Forensic scientist Jonathan Zdziarski (who’s known in the hacking community as NerveGas) has suggested one theory that others in the cyber security community agree holds promise. It’s a technique called NAND mirroring — and it involves making backup copies of the phone’s memory, so the information could be quickly restored if the device slows down or attempts to wipe the data after five or 10 failed password attempts.
This sort of technique would clear the way for the kind of “brute force” attack the FBI has described in court papers, in which investigators would make thousands of guesses at a password without risking the loss of evidence.
“Think of this as a game save, like Super Mario Brothers.

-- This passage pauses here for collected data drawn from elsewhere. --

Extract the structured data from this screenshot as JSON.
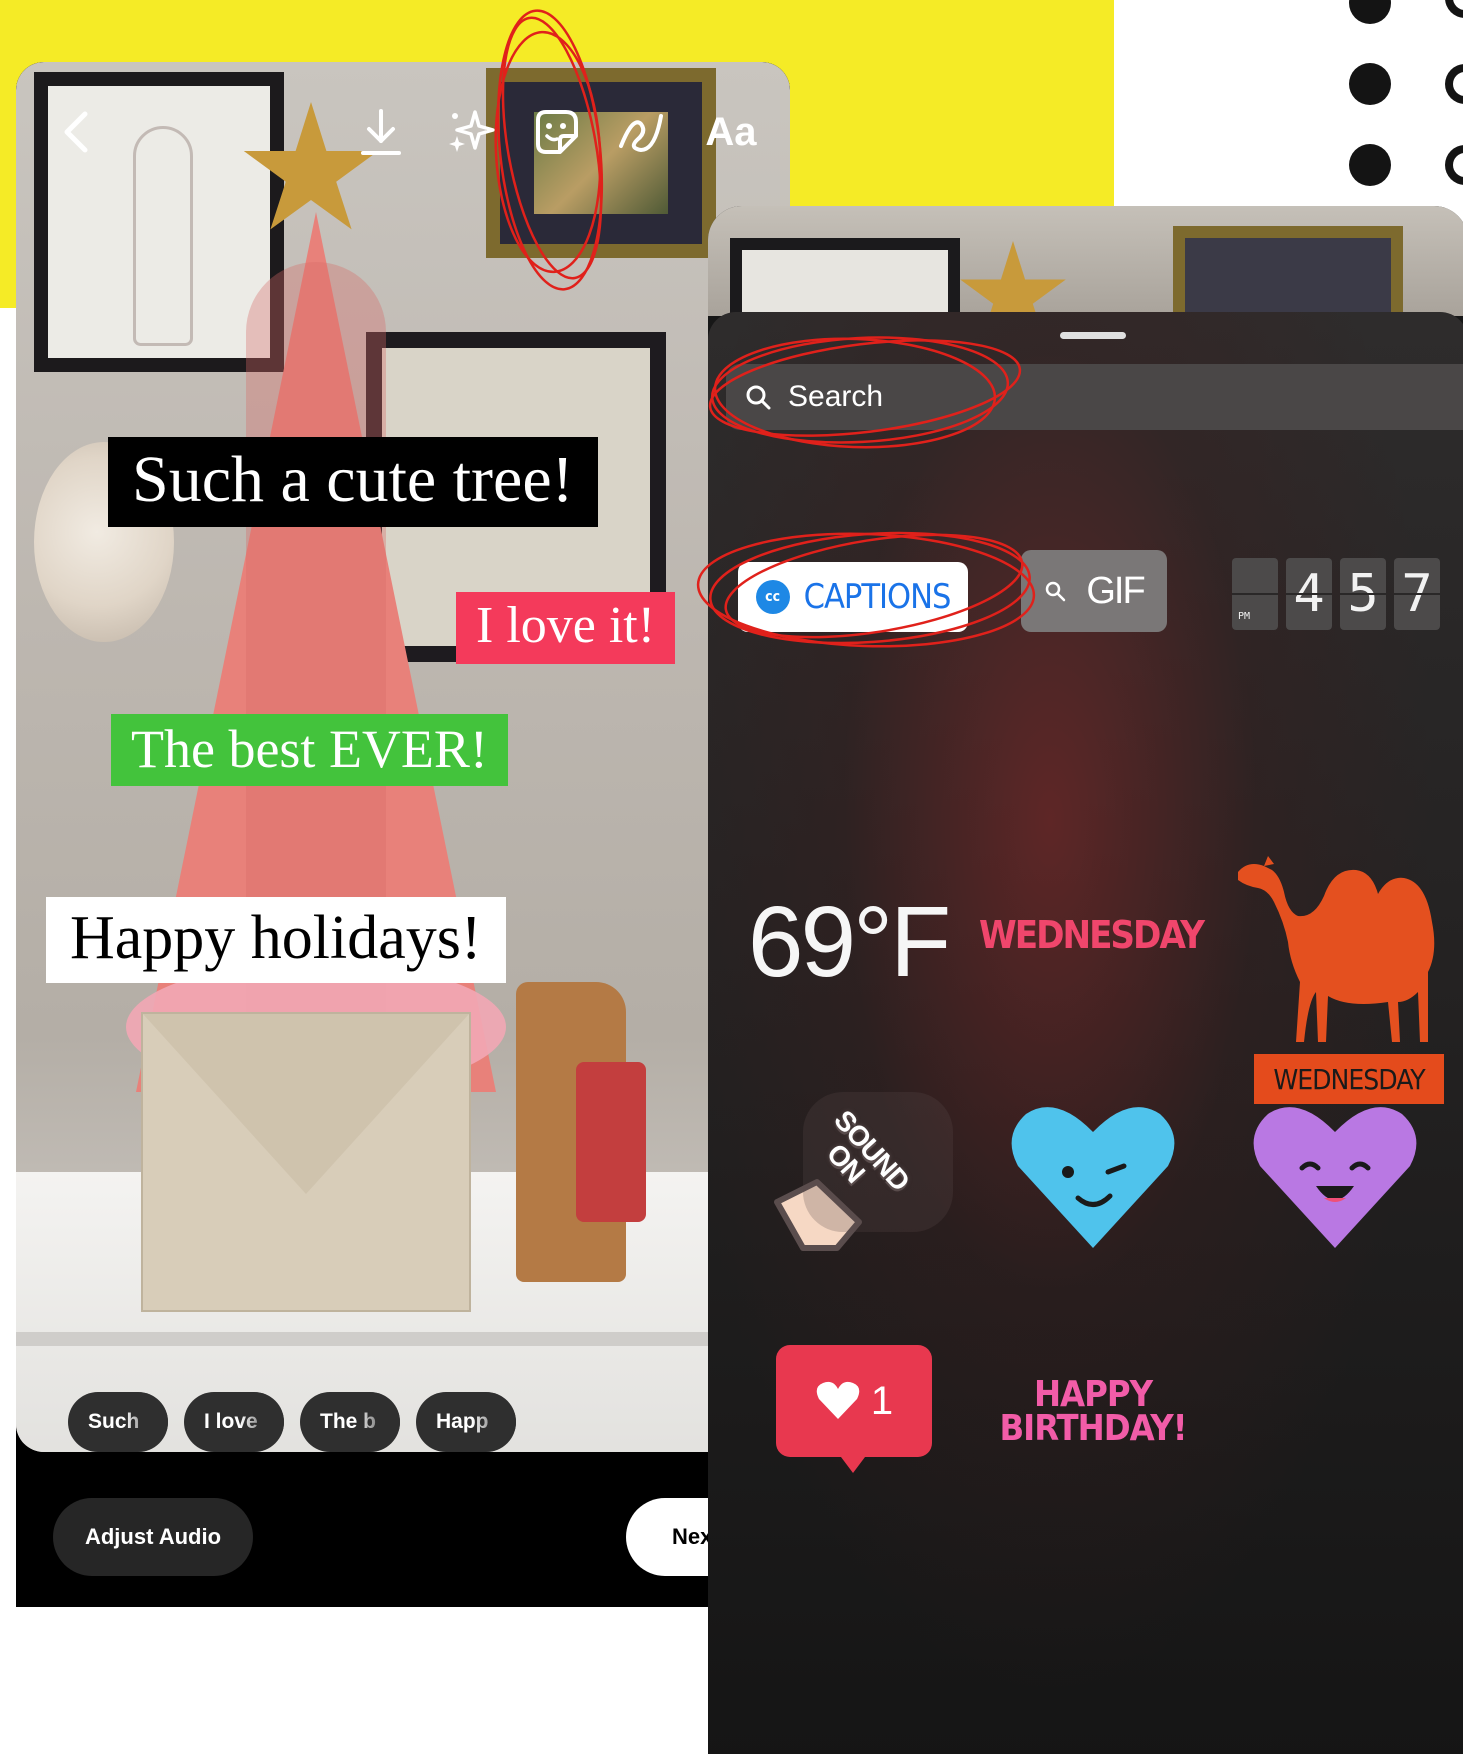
{
  "story_editor": {
    "toolbar": {
      "back_icon": "chevron-left-icon",
      "download_icon": "download-icon",
      "effects_icon": "sparkles-icon",
      "sticker_icon": "sticker-icon",
      "draw_icon": "scribble-icon",
      "text_label": "Aa"
    },
    "captions": [
      "Such a cute tree!",
      "I love it!",
      "The best EVER!",
      "Happy holidays!"
    ],
    "caption_colors": [
      "#000000",
      "#f43a5b",
      "#43c33c",
      "#ffffff"
    ],
    "caption_chips": [
      "Such",
      "I love",
      "The b",
      "Happ"
    ],
    "adjust_audio_label": "Adjust Audio",
    "next_label": "Next"
  },
  "sticker_tray": {
    "search_placeholder": "Search",
    "captions_label": "CAPTIONS",
    "captions_badge": "cc",
    "gif_label": "GIF",
    "clock": {
      "period": "PM",
      "digits": [
        "4",
        "5",
        "7"
      ]
    },
    "temperature": "69°F",
    "weekday_gradient": "WEDNESDAY",
    "weekday_camel": "WEDNESDAY",
    "sound_on_line1": "SOUND",
    "sound_on_line2": "ON",
    "like_count": "1",
    "birthday_line1": "HAPPY",
    "birthday_line2": "BIRTHDAY!"
  },
  "colors": {
    "yellow_accent": "#f5eb26",
    "annotation_red": "#e0211b"
  }
}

You want to play the same level, so you keep killing Mario to restore the game state,” Zdziarski said in an interview with Re/code.

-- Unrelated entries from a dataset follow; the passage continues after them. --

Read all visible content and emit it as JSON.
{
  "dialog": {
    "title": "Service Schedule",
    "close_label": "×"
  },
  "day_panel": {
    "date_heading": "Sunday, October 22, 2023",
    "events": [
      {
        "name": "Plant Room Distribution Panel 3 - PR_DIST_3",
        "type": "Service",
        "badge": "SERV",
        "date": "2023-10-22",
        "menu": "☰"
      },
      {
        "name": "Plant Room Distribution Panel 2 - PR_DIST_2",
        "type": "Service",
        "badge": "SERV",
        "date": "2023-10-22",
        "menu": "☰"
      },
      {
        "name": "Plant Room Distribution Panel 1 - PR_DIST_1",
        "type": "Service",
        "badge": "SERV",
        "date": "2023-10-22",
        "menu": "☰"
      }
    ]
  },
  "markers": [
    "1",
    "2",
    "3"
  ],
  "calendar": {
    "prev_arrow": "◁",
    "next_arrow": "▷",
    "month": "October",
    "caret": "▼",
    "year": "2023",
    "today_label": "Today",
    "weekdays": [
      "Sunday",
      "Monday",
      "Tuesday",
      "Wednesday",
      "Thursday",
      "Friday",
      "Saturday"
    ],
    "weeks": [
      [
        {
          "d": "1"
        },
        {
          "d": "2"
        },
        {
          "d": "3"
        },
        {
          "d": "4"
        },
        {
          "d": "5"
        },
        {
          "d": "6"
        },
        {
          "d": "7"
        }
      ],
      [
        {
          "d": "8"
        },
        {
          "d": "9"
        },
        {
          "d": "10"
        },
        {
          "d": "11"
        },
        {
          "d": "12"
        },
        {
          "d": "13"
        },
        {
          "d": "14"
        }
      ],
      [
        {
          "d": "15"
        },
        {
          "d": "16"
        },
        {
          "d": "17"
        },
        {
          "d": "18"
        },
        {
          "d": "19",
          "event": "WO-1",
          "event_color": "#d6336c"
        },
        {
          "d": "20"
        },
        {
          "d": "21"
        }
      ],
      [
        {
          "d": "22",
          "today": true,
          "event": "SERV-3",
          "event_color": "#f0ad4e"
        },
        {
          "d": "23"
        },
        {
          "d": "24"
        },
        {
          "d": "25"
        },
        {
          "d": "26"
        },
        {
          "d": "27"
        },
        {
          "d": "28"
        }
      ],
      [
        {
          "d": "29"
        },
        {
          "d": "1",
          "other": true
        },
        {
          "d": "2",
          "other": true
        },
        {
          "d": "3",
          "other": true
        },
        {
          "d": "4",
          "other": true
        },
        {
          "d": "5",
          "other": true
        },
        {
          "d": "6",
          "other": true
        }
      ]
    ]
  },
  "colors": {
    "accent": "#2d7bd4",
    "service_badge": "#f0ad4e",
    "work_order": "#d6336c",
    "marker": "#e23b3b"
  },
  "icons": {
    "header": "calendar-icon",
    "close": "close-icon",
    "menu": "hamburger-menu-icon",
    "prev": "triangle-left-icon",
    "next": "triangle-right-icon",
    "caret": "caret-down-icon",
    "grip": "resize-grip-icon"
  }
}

In a blog post, he explained how it would work: The NAND chip would be removed from the device and placed in a chip reader to copy the contents of the memory. The original chip would be reattached to the phone with a harness. After 10 failed password attempts, the memory could be restored using the backup file, eliminating the risk that the data would be lost to the iPhone’s auto-erase security feature.
“This seems like a promising approach,” said Matthew Green, a noted cryptographer and assistant professor at the Johns Hopkins Information Security Institute. “The main barrier is just the ability to de-solder the Flash memory chips without damaging them, and install a device in between the phone and the chips. This isn’t easy, since the solder joints are delicate, but it doesn’t require breaking any encryption.”
Zdziarski theorizes that the mysterious “outside party” that offered the FBI a last-minute assist is an external forensic company that may be using older gear from a past version of the operating system (iOS 8). The fact that U.S. law enforcement asked for just two weeks to evaluate the technique suggests it already exists — and may indeed have already been demonstrated in a field test.
Given the timing of the offer — Sunday, days before a scheduled hearing on whether Apple could be forced to help the government hack the iPhone — Zdziarski suspects the firm is based in Europe (or, in light of a report today, Israel), where the business week would have already begun.
One U.S. data recovery firm, DriveSavers, is testing the theory. Engineering director Mike Cobb said his firm has already removed the NAND chip from an iPhone 5c — delicate work, because it’s attached by epoxy — and plans to mirror the data, reattach the chip and attempt to crack the password.
“All these things seem very doable,” said Cobb, whose company has been recovering family photos and other data from smartphones, hard drives and thumb drives for years.
But this technique has limited application — the approach wouldn’t work on newer iPhones with more rigorous security, such as the Secure Enclave.
An FBI spokesperson was not immediately available for comment.